Hi. It's been a while. Thanksgiving has occurred. Solid foods are happening. O's body is inching toward various crawl-like positions, and the desire to move without the full understanding of how is making him alternate from frustration to excitement and back again. Working and having a babe is still hard, even though I'm working part time.
Thanksgiving: we had a very quiet one with my mom and step-dad, O, Shannon and I. And O's favorite new being, Ollie the cat. Now this cat is not like any other cat I have met. He's a Dr. Suess cat, with a long, curling orange tail and body that springs out of his tail. He purrs like a Tibetan Throat Singer. I think he has a triple purr. O's face upon touching his soft, orange fur is pure bliss. So much so that I may have convinced Papa that we need to get a cat for him. There is one caveat: we must get rid of our shedding rug before we get another "pet".
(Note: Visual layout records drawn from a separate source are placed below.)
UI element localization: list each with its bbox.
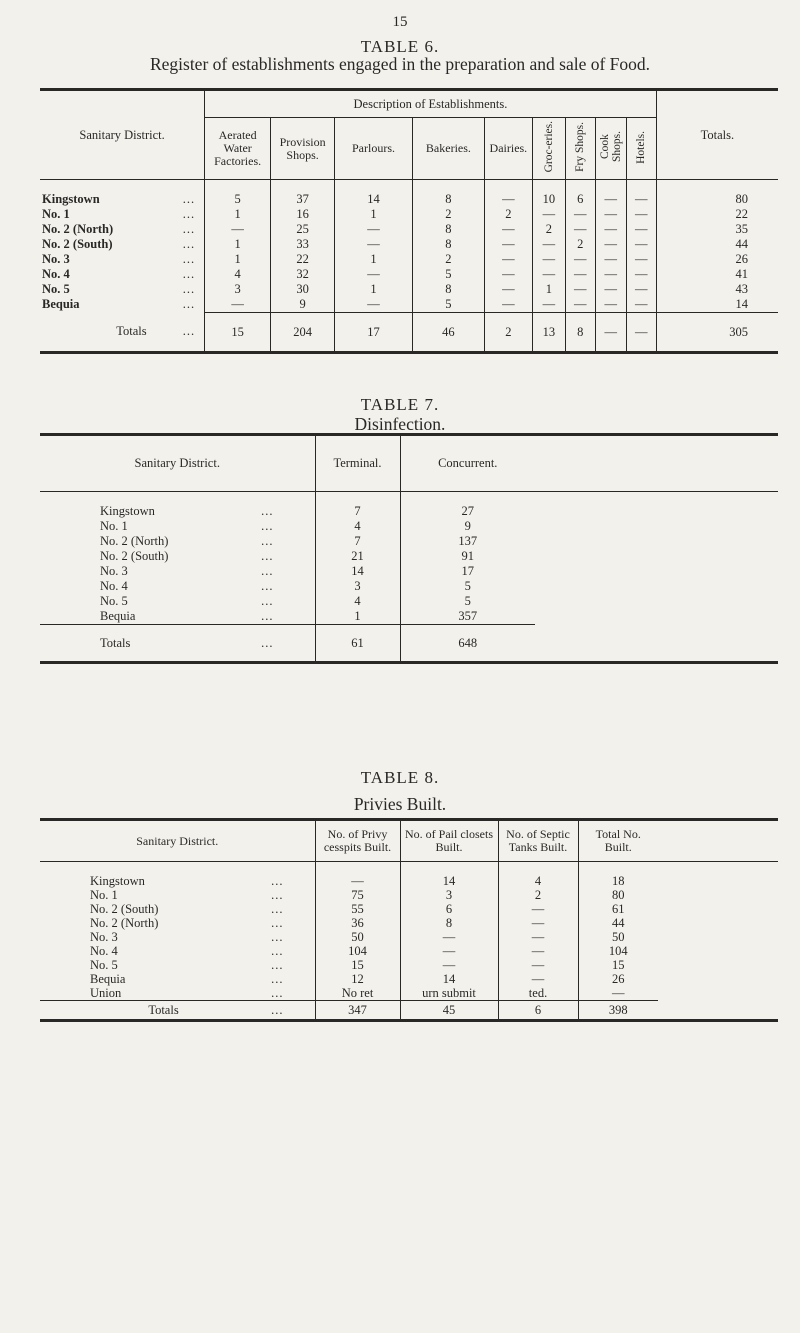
table-row: [40, 237, 778, 252]
district-name: Totals: [40, 625, 220, 663]
table8-title: TABLE 8.: [360, 768, 440, 787]
col-bakeries: Bakeries.: [412, 118, 484, 180]
leader-dots: ...: [182, 297, 196, 312]
value-cell: 22: [271, 252, 335, 267]
table-row: [40, 564, 778, 579]
table7-title: TABLE 7.: [360, 395, 440, 414]
value-cell: —: [595, 267, 626, 282]
value-cell: —: [484, 237, 532, 252]
district-name: No. 5: [90, 958, 118, 972]
district-name: No. 2 (North): [42, 222, 114, 236]
value-cell: 2: [565, 237, 595, 252]
table-row: [40, 972, 778, 986]
table-row: [40, 609, 778, 625]
value-cell: 204: [271, 313, 335, 353]
table-row: [40, 874, 778, 888]
value-cell: —: [335, 267, 413, 282]
leader-dots: ...: [271, 874, 284, 888]
value-cell: —: [626, 192, 656, 207]
district-name: No. 5: [100, 594, 128, 608]
value-cell: 8: [412, 282, 484, 297]
district-header: Sanitary District.: [79, 127, 165, 142]
pail-cell: 14: [400, 874, 498, 888]
col-aerated-water: Aerated Water Factories.: [205, 118, 271, 180]
leader-dots: ...: [271, 916, 284, 930]
district-name: No. 1: [42, 207, 70, 221]
table-row: [40, 958, 778, 972]
value-cell: —: [565, 222, 595, 237]
district-name: Kingstown: [42, 192, 100, 206]
row-total: 26: [656, 252, 778, 267]
district-name: No. 3: [100, 564, 128, 578]
leader-dots: ...: [261, 564, 274, 578]
value-cell: 2: [484, 207, 532, 222]
row-total: 22: [656, 207, 778, 222]
disinfection-table: [40, 433, 778, 664]
table-row: [40, 267, 778, 282]
district-name: No. 4: [100, 579, 128, 593]
terminal-cell: 7: [315, 504, 400, 519]
district-cell: [40, 237, 205, 252]
cesspits-cell: 104: [315, 944, 400, 958]
district-cell: [40, 313, 205, 353]
concurrent-cell: 5: [400, 594, 535, 609]
value-cell: 2: [412, 252, 484, 267]
value-cell: —: [532, 237, 565, 252]
value-cell: 10: [532, 192, 565, 207]
pail-cell: 45: [400, 1001, 498, 1021]
value-cell: —: [595, 237, 626, 252]
concurrent-cell: 27: [400, 504, 535, 519]
value-cell: —: [484, 282, 532, 297]
value-cell: 8: [565, 313, 595, 353]
terminal-cell: 61: [315, 625, 400, 663]
septic-cell: —: [498, 972, 578, 986]
value-cell: —: [595, 313, 626, 353]
district-cell: [40, 252, 205, 267]
total-cell: 104: [578, 944, 658, 958]
pail-cell: urn submit: [400, 986, 498, 1001]
leader-dots: ...: [182, 282, 196, 296]
terminal-cell: 14: [315, 564, 400, 579]
total-header: Total No. Built.: [578, 820, 658, 862]
concurrent-cell: 648: [400, 625, 535, 663]
value-cell: —: [532, 297, 565, 313]
row-total: 305: [656, 313, 778, 353]
pail-cell: —: [400, 944, 498, 958]
cesspits-cell: No ret: [315, 986, 400, 1001]
leader-dots: ...: [182, 207, 196, 221]
leader-dots: ...: [261, 519, 274, 533]
leader-dots: ...: [182, 237, 196, 251]
value-cell: 8: [412, 192, 484, 207]
district-name: Kingstown: [100, 504, 155, 518]
totals-row: [40, 1001, 778, 1021]
district-name: Union: [90, 986, 122, 1000]
table-row: [40, 252, 778, 267]
table6-subtitle: Register of establishments engaged in the preparation and sale of Food.: [149, 54, 651, 74]
leader-dots: ...: [261, 609, 274, 623]
concurrent-cell: 357: [400, 609, 535, 625]
value-cell: 15: [205, 313, 271, 353]
value-cell: 5: [412, 267, 484, 282]
page-number: 15: [392, 14, 408, 30]
district-name: No. 2 (South): [90, 902, 159, 916]
value-cell: 9: [271, 297, 335, 313]
col-cook-shops: Cook Shops.: [595, 118, 626, 180]
leader-dots: ...: [261, 504, 274, 518]
table-row: [40, 944, 778, 958]
table-row: [40, 297, 778, 313]
district-name: No. 1: [90, 888, 118, 902]
value-cell: 46: [412, 313, 484, 353]
total-cell: —: [578, 986, 658, 1001]
row-total: 44: [656, 237, 778, 252]
value-cell: 8: [412, 222, 484, 237]
concurrent-cell: 5: [400, 579, 535, 594]
total-cell: 50: [578, 930, 658, 944]
total-cell: 61: [578, 902, 658, 916]
value-cell: —: [595, 207, 626, 222]
terminal-cell: 4: [315, 594, 400, 609]
value-cell: —: [626, 237, 656, 252]
district-name: Totals: [40, 1001, 240, 1021]
district-name: No. 5: [42, 282, 70, 296]
cesspits-cell: 36: [315, 916, 400, 930]
table7-subtitle: Disinfection.: [354, 414, 446, 434]
value-cell: —: [626, 297, 656, 313]
value-cell: —: [565, 252, 595, 267]
total-cell: 18: [578, 874, 658, 888]
district-name: No. 2 (South): [100, 549, 169, 563]
value-cell: —: [595, 252, 626, 267]
leader-dots: ...: [271, 888, 284, 902]
pail-cell: 6: [400, 902, 498, 916]
terminal-cell: 1: [315, 609, 400, 625]
pail-header: No. of Pail closets Built.: [400, 820, 498, 862]
septic-cell: —: [498, 902, 578, 916]
value-cell: —: [595, 192, 626, 207]
leader-dots: ...: [182, 252, 196, 266]
septic-cell: —: [498, 944, 578, 958]
district-name: No. 4: [42, 267, 70, 281]
leader-dots: ...: [271, 972, 284, 986]
row-total: 14: [656, 297, 778, 313]
cesspits-cell: —: [315, 874, 400, 888]
table8-subtitle: Privies Built.: [353, 794, 447, 814]
value-cell: 2: [412, 207, 484, 222]
value-cell: 4: [205, 267, 271, 282]
value-cell: —: [335, 297, 413, 313]
value-cell: 5: [205, 192, 271, 207]
value-cell: 32: [271, 267, 335, 282]
row-total: 41: [656, 267, 778, 282]
total-cell: 26: [578, 972, 658, 986]
leader-dots: ...: [271, 958, 284, 972]
concurrent-header: Concurrent.: [400, 435, 535, 492]
pail-cell: —: [400, 958, 498, 972]
leader-dots: ...: [271, 986, 284, 1000]
row-total: 43: [656, 282, 778, 297]
value-cell: 8: [412, 237, 484, 252]
value-cell: 1: [335, 282, 413, 297]
value-cell: —: [626, 267, 656, 282]
district-name: No. 2 (North): [100, 534, 169, 548]
district-name: Bequia: [42, 297, 80, 312]
concurrent-cell: 17: [400, 564, 535, 579]
value-cell: —: [484, 297, 532, 313]
terminal-cell: 3: [315, 579, 400, 594]
value-cell: —: [626, 252, 656, 267]
totals-row: [40, 313, 778, 353]
district-name: Bequia: [100, 609, 136, 623]
septic-cell: —: [498, 930, 578, 944]
value-cell: 6: [565, 192, 595, 207]
table6-title: TABLE 6.: [360, 37, 440, 56]
value-cell: —: [626, 207, 656, 222]
table-row: [40, 519, 778, 534]
leader-dots: ...: [182, 324, 196, 339]
district-header: Sanitary District.: [40, 820, 315, 862]
leader-dots: ...: [271, 944, 284, 958]
table-row: [40, 282, 778, 297]
leader-dots: ...: [261, 534, 274, 548]
district-cell: [40, 192, 205, 207]
value-cell: —: [565, 207, 595, 222]
value-cell: —: [626, 222, 656, 237]
value-cell: —: [484, 252, 532, 267]
table-row: [40, 916, 778, 930]
table-row: [40, 579, 778, 594]
totals-row: [40, 625, 778, 663]
total-cell: 15: [578, 958, 658, 972]
septic-cell: 2: [498, 888, 578, 902]
value-cell: 33: [271, 237, 335, 252]
value-cell: —: [205, 222, 271, 237]
value-cell: —: [335, 222, 413, 237]
col-parlours: Parlours.: [335, 118, 413, 180]
district-name: No. 3: [42, 252, 70, 266]
septic-cell: —: [498, 916, 578, 930]
district-name: No. 3: [90, 930, 118, 944]
table-row: [40, 192, 778, 207]
district-cell: [40, 207, 205, 222]
leader-dots: ...: [271, 902, 284, 916]
value-cell: —: [532, 252, 565, 267]
total-cell: 398: [578, 1001, 658, 1021]
table-row: [40, 594, 778, 609]
cesspits-header: No. of Privy cesspits Built.: [315, 820, 400, 862]
table-row: [40, 888, 778, 902]
value-cell: —: [565, 297, 595, 313]
row-total: 80: [656, 192, 778, 207]
value-cell: 16: [271, 207, 335, 222]
terminal-header: Terminal.: [315, 435, 400, 492]
privies-built-table: [40, 818, 778, 1022]
leader-dots: ...: [182, 267, 196, 281]
district-cell: [40, 282, 205, 297]
district-cell: [40, 222, 205, 237]
value-cell: —: [565, 267, 595, 282]
leader-dots: ...: [271, 930, 284, 944]
cesspits-cell: 12: [315, 972, 400, 986]
food-establishments-table: [40, 88, 778, 354]
leader-dots: ...: [182, 192, 196, 206]
description-header: Description of Establishments.: [205, 90, 657, 118]
table-row: [40, 930, 778, 944]
value-cell: 3: [205, 282, 271, 297]
value-cell: 1: [335, 252, 413, 267]
table-row: [40, 207, 778, 222]
value-cell: 1: [205, 207, 271, 222]
district-name: Bequia: [90, 972, 126, 986]
value-cell: —: [532, 207, 565, 222]
terminal-cell: 21: [315, 549, 400, 564]
septic-cell: ted.: [498, 986, 578, 1001]
table-row: [40, 986, 778, 1001]
district-cell: [40, 297, 205, 313]
value-cell: 2: [532, 222, 565, 237]
pail-cell: 8: [400, 916, 498, 930]
col-hotels: Hotels.: [626, 118, 656, 180]
col-fry-shops: Fry Shops.: [565, 118, 595, 180]
value-cell: 14: [335, 192, 413, 207]
leader-dots: ...: [182, 222, 196, 236]
value-cell: —: [484, 222, 532, 237]
value-cell: 13: [532, 313, 565, 353]
value-cell: —: [626, 313, 656, 353]
concurrent-cell: 9: [400, 519, 535, 534]
value-cell: —: [205, 297, 271, 313]
septic-cell: 4: [498, 874, 578, 888]
concurrent-cell: 137: [400, 534, 535, 549]
septic-header: No. of Septic Tanks Built.: [498, 820, 578, 862]
row-total: 35: [656, 222, 778, 237]
value-cell: —: [595, 222, 626, 237]
district-name: Totals: [116, 324, 147, 339]
value-cell: —: [626, 282, 656, 297]
leader-dots: ...: [240, 1001, 315, 1021]
district-name: Kingstown: [90, 874, 145, 888]
value-cell: 1: [205, 252, 271, 267]
value-cell: —: [595, 297, 626, 313]
col-dairies: Dairies.: [484, 118, 532, 180]
septic-cell: 6: [498, 1001, 578, 1021]
pail-cell: 3: [400, 888, 498, 902]
value-cell: 2: [484, 313, 532, 353]
concurrent-cell: 91: [400, 549, 535, 564]
value-cell: —: [565, 282, 595, 297]
total-cell: 80: [578, 888, 658, 902]
leader-dots: ...: [261, 579, 274, 593]
table-row: [40, 902, 778, 916]
district-name: No. 2 (South): [42, 237, 113, 251]
value-cell: 30: [271, 282, 335, 297]
pail-cell: —: [400, 930, 498, 944]
cesspits-cell: 347: [315, 1001, 400, 1021]
district-name: No. 2 (North): [90, 916, 159, 930]
pail-cell: 14: [400, 972, 498, 986]
value-cell: 37: [271, 192, 335, 207]
value-cell: —: [484, 192, 532, 207]
value-cell: —: [484, 267, 532, 282]
value-cell: 1: [205, 237, 271, 252]
district-header: Sanitary District.: [40, 435, 315, 492]
value-cell: 25: [271, 222, 335, 237]
table-row: [40, 222, 778, 237]
value-cell: —: [532, 267, 565, 282]
district-cell: [40, 267, 205, 282]
district-name: No. 4: [90, 944, 118, 958]
cesspits-cell: 75: [315, 888, 400, 902]
terminal-cell: 4: [315, 519, 400, 534]
cesspits-cell: 55: [315, 902, 400, 916]
leader-dots: ...: [220, 625, 315, 663]
leader-dots: ...: [261, 594, 274, 608]
col-groceries: Groc-eries.: [532, 118, 565, 180]
terminal-cell: 7: [315, 534, 400, 549]
value-cell: 17: [335, 313, 413, 353]
totals-header: Totals.: [656, 90, 778, 180]
district-name: No. 1: [100, 519, 128, 533]
cesspits-cell: 15: [315, 958, 400, 972]
septic-cell: —: [498, 958, 578, 972]
value-cell: —: [335, 237, 413, 252]
value-cell: 1: [335, 207, 413, 222]
leader-dots: ...: [261, 549, 274, 563]
total-cell: 44: [578, 916, 658, 930]
value-cell: —: [595, 282, 626, 297]
value-cell: 5: [412, 297, 484, 313]
value-cell: 1: [532, 282, 565, 297]
table-row: [40, 534, 778, 549]
col-provision-shops: Provision Shops.: [271, 118, 335, 180]
table-row: [40, 504, 778, 519]
table-row: [40, 549, 778, 564]
cesspits-cell: 50: [315, 930, 400, 944]
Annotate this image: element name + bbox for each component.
Working. I know I have little to complain about compared to most. But I have to say, this working thing isn't currently working very well for me. Maybe it's because I'm working almost as hard as I did full time and every month don't know if I'm going to have enough money to cover my basics. After paying for four days worth of childcare from my part-time check, I have about $600-700 left for my student loan and groceries. Will I need to use a handful of change to get gas? Will I need to float the check to my childcare person or ask her (god forbid) to wait a day to cash it? Will I need to make something with all of the dry goods I have in the kitchen and avoid shopping again? Will I need to sell back clothes that I actually want to keep, rather than just the ratty ones that no one wants to take anyway? Now, I know I'm being a bit dramatic. My husband still has a full time job and we have only reduced our expenses somewhat. I still go to New Seasons a few times a month. I still get a hot beverage when I really think I deserve a treat. We still have cable (i.e. high speed internet). But there is something about a bank account being tight that affects me psychologically more than it should. It takes up more emotional space than it needs to. The stress affects other parts of my life inordinately.
It could be because I don't feel I can really give my all to my job, and at times I feel like I don't give my all to O because I'm distracted by work. I'm sure this push-pull will always exist. Some days though, I feel like I don't do anything well when I try to do everything. Would starting new jobs feel the same way? Is it easier to just push through this and keep doing something I know, rather than start something new that will take more of my energy to get started?
Sometimes the effects are on my milk supply. Feeling rushed at school when pumping, feeling pressured in the morning when I'm getting ready, and feeling stressed in general all take a toll on my milk supply, and I'm not producing as much.
The long and short of it is that I have started looking at other options for work. My boss has actually suggested that I could take the rest of the year as unpaid leave of absence and still have my job in the fall. I wanted to quit right then, but I still need to come up with that $700+ a month. There must be some work that allows me to be home more days a week and make that much money. If nothing else, there's taking care of someone else's kid at the same time as taking care of O, for maybe 10-15 hours weekly. I've applied to some online jobs that look promising, and if I can come up with enough semi-guaranteed work, I will take that leave of absence!